Fische in Ostschweizer Gewässern leiden unter hohen Temperaturen
Die Wassertemperaturen in den Ostschweizer Gewässern haben diesen Sommer neue Rekordwerte erreicht. Die Fische und andere Lebewesen im Wasser leiden darunter. Obwohl Massnahmen wie Notabfischungen ergriffen wurden, sind bereits viele Tiere gestorben.
Die Zahl der Fische, die während der diesjährigen Hitzewellen verendet sind, dürfte allein in der Ostschweiz in die Hunderte gehen. Denn selbst Flüsse, wie etwa die Thur bei Niederbüren, erreichten in den letzten Tagen gemäss den Hydrodaten des Kantons St. Gallen Wassertemperaturen von teilweise über 28 Grad. Bei den hohen Temperaturen wird auch der Sauerstoff immer knapper. Viele Gewässer weisen zudem aussergewöhnlich tiefe Pegelstände auf und zumindest einige kleinere Bäche sind bereits ausgetrocknet.

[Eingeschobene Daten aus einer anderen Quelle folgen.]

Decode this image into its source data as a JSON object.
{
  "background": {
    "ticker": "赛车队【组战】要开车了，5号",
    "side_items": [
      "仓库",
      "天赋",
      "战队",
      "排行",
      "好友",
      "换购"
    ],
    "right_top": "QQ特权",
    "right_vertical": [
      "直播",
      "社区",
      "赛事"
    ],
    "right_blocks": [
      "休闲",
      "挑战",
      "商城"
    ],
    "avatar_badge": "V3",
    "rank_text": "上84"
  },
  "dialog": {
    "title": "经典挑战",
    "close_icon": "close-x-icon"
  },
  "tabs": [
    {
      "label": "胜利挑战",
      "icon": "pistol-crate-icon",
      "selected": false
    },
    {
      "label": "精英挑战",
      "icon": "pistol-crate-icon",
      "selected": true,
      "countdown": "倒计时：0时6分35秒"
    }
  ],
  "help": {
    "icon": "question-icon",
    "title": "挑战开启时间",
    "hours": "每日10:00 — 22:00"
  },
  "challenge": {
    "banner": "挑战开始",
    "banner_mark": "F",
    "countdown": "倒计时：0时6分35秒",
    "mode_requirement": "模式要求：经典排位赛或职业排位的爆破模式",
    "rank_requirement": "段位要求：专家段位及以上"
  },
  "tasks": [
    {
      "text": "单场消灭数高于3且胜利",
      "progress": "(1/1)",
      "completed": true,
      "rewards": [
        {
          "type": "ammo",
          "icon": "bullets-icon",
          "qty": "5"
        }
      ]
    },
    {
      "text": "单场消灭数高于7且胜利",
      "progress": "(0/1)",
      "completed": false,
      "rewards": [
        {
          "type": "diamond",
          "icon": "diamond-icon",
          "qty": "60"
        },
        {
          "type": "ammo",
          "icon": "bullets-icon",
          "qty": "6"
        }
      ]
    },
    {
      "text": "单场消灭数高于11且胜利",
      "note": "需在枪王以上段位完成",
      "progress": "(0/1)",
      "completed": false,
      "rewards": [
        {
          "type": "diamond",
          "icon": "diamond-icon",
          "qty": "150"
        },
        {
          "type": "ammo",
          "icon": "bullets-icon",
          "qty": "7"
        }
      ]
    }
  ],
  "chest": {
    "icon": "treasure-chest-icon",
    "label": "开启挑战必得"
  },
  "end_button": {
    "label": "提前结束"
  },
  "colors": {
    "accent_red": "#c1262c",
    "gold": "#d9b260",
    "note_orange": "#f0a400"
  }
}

«Den Fischen und allen anderen Lebewesen im Wasser wie Krebsen oder Muscheln geht es seit Wochen schlecht», resümiert denn auch Christoph Birrer, Abteilungsleiter Fischerei beim St. Galler Amt für Natur, Jagd und Fischerei, gegenüber der Nachrichtenagentur Keystone-SDA. Möglichkeiten, den Tieren zu helfen, gibt es. Doch auch die sind limitiert. «Zusammen mit Fischereivereinen haben wir in den letzten Wochen rund drei Dutzend Male Notabfischungen probiert», erklärte Birrer.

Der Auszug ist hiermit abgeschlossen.